De jongste stelt mij continu op de proef. Hij heeft twee kanten. Enerzijds heeft hij een sterke eigen wil. Je moet hem 2 tot 3 keer waarschuwen. Wordt steeds slordiger. Is erg nonchalant en laat steeds spullen op school liggen.

Soms is de situatie zo erg dat ik hem een mep geef. Hij is ook vreselijk bemoeizuchtig. Luistert niet. Is koppig en eigenzinnig. En zelfs als je het woord niet tot hem richt, geeft hij antwoord.

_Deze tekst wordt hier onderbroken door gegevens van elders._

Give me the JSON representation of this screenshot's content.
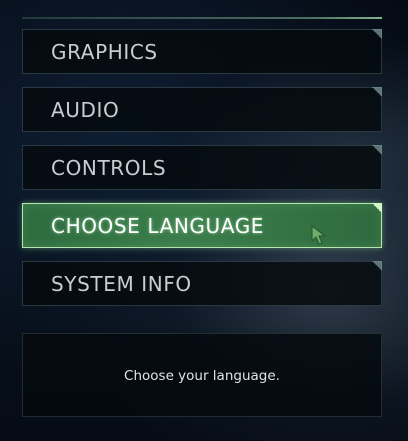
{
  "menu": {
    "items": [
      {
        "label": "GRAPHICS"
      },
      {
        "label": "AUDIO"
      },
      {
        "label": "CONTROLS"
      },
      {
        "label": "CHOOSE LANGUAGE"
      },
      {
        "label": "SYSTEM INFO"
      }
    ],
    "selected": "CHOOSE LANGUAGE"
  },
  "description": {
    "text": "Choose your language."
  },
  "colors": {
    "selected_fill": "#3b7d4b",
    "selected_border": "#b6e6ad",
    "item_text": "#c7ced2"
  },
  "icons": {
    "cursor": "green-arrow-cursor-icon"
  }
}
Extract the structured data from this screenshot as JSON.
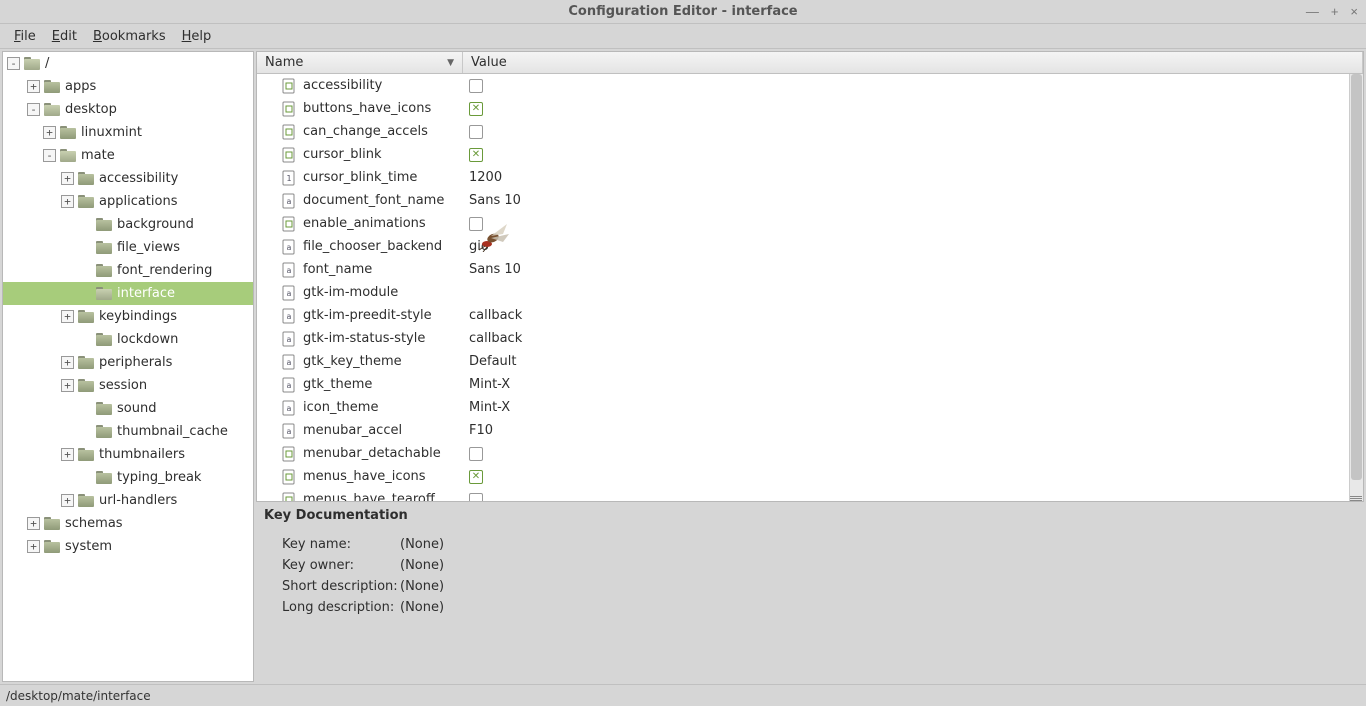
{
  "window": {
    "title": "Configuration Editor - interface"
  },
  "menubar": [
    {
      "label": "File",
      "u": "F"
    },
    {
      "label": "Edit",
      "u": "E"
    },
    {
      "label": "Bookmarks",
      "u": "B"
    },
    {
      "label": "Help",
      "u": "H"
    }
  ],
  "tree": [
    {
      "label": "/",
      "depth": 0,
      "exp": "-",
      "open": true
    },
    {
      "label": "apps",
      "depth": 1,
      "exp": "+"
    },
    {
      "label": "desktop",
      "depth": 1,
      "exp": "-",
      "open": true
    },
    {
      "label": "linuxmint",
      "depth": 2,
      "exp": "+"
    },
    {
      "label": "mate",
      "depth": 2,
      "exp": "-",
      "open": true
    },
    {
      "label": "accessibility",
      "depth": 3,
      "exp": "+"
    },
    {
      "label": "applications",
      "depth": 3,
      "exp": "+"
    },
    {
      "label": "background",
      "depth": 4,
      "exp": ""
    },
    {
      "label": "file_views",
      "depth": 4,
      "exp": ""
    },
    {
      "label": "font_rendering",
      "depth": 4,
      "exp": ""
    },
    {
      "label": "interface",
      "depth": 4,
      "exp": "",
      "selected": true,
      "open": true
    },
    {
      "label": "keybindings",
      "depth": 3,
      "exp": "+"
    },
    {
      "label": "lockdown",
      "depth": 4,
      "exp": ""
    },
    {
      "label": "peripherals",
      "depth": 3,
      "exp": "+"
    },
    {
      "label": "session",
      "depth": 3,
      "exp": "+"
    },
    {
      "label": "sound",
      "depth": 4,
      "exp": ""
    },
    {
      "label": "thumbnail_cache",
      "depth": 4,
      "exp": ""
    },
    {
      "label": "thumbnailers",
      "depth": 3,
      "exp": "+"
    },
    {
      "label": "typing_break",
      "depth": 4,
      "exp": ""
    },
    {
      "label": "url-handlers",
      "depth": 3,
      "exp": "+"
    },
    {
      "label": "schemas",
      "depth": 1,
      "exp": "+"
    },
    {
      "label": "system",
      "depth": 1,
      "exp": "+"
    }
  ],
  "list": {
    "columns": {
      "name": "Name",
      "value": "Value"
    },
    "rows": [
      {
        "name": "accessibility",
        "type": "bool",
        "bool": false
      },
      {
        "name": "buttons_have_icons",
        "type": "bool",
        "bool": true
      },
      {
        "name": "can_change_accels",
        "type": "bool",
        "bool": false
      },
      {
        "name": "cursor_blink",
        "type": "bool",
        "bool": true
      },
      {
        "name": "cursor_blink_time",
        "type": "int",
        "value": "1200"
      },
      {
        "name": "document_font_name",
        "type": "str",
        "value": "Sans 10"
      },
      {
        "name": "enable_animations",
        "type": "bool",
        "bool": false
      },
      {
        "name": "file_chooser_backend",
        "type": "str",
        "value": "gio"
      },
      {
        "name": "font_name",
        "type": "str",
        "value": "Sans 10"
      },
      {
        "name": "gtk-im-module",
        "type": "str",
        "value": ""
      },
      {
        "name": "gtk-im-preedit-style",
        "type": "str",
        "value": "callback"
      },
      {
        "name": "gtk-im-status-style",
        "type": "str",
        "value": "callback"
      },
      {
        "name": "gtk_key_theme",
        "type": "str",
        "value": "Default"
      },
      {
        "name": "gtk_theme",
        "type": "str",
        "value": "Mint-X"
      },
      {
        "name": "icon_theme",
        "type": "str",
        "value": "Mint-X"
      },
      {
        "name": "menubar_accel",
        "type": "str",
        "value": "F10"
      },
      {
        "name": "menubar_detachable",
        "type": "bool",
        "bool": false
      },
      {
        "name": "menus_have_icons",
        "type": "bool",
        "bool": true
      },
      {
        "name": "menus_have_tearoff",
        "type": "bool",
        "bool": false
      }
    ]
  },
  "doc": {
    "title": "Key Documentation",
    "key_name_label": "Key name:",
    "key_name_value": "(None)",
    "key_owner_label": "Key owner:",
    "key_owner_value": "(None)",
    "short_desc_label": "Short description:",
    "short_desc_value": "(None)",
    "long_desc_label": "Long description:",
    "long_desc_value": "(None)"
  },
  "statusbar": "/desktop/mate/interface"
}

De andere zijde van hem is dat hij zo lief kan zijn, en ontzettend behulpzaam. Een echt haantje de voorste.

Zijn stoute dingen lijken erger doordat zijn broer vaak komt klikken. Moet ik nou reageren op het klikken of juist niet? Ik wil wel weten welke stoute dingen er nou weer gebeurd zijn.

Hoe pak ik mijn kleine stoute lieve zoon aan? Want ik word er ziek van. Mijn bloeddruk is hoog. Steeds neem ik me voor om niet zo'n kort lontje te hebben, en niet te slaan maar te praten. Hoe moet ik hem opvoeden?

En is het normaal dat de twee broertjes alsmaar vechten met elkaar? Hoe ga ik daarmee om? Moet ik me ermee bemoeien of ze hun gangetje laten gaan?

Ik hoop dat ik wat tips van jullie kan krijgen, want ik voel me niet goed door deze situatie. Mijn kleine jongen wil ook graag alle liefde van mij. Maar doordat hij zo is als ik beschreef, is het ook moeilijk om dat volledig aan hem te geven.

Antwoord

Wat goed dat u om hulp vraagt, en dan helemaal uit Suriname. Ik zal proberen om u tips te geven waarmee u verder kunt.

U vertelde dat uw jongste pleegzoon alle liefde van u wil, ondanks het feit dat hij u op de proef stelt. Gelukkig voelt u dat. En gelukkig realiseert u zich ook dat hij (soms) ook heel lief kan zijn. Dat is belangrijk, want als u helemaal niets leuks aan hem zou zien, zou het allemaal nog veel moeilijker zijn.

Eerste jaar

U vertelde dat uw jongste zoon u constant op de proef stelt. Ik vind dat een treffende omschrijving van zijn gedrag, want hij daagt u inderdaad aldoor uit. Waarom zou hij dat doen? Hij heeft het toch fijn bij u en uw man, en hij is al bij jullie vanaf zijn eerste jaar. Maar daar zit 'm juist de crux, denk ik. Namelijk dat hij het eerste jaar niet bij jullie was.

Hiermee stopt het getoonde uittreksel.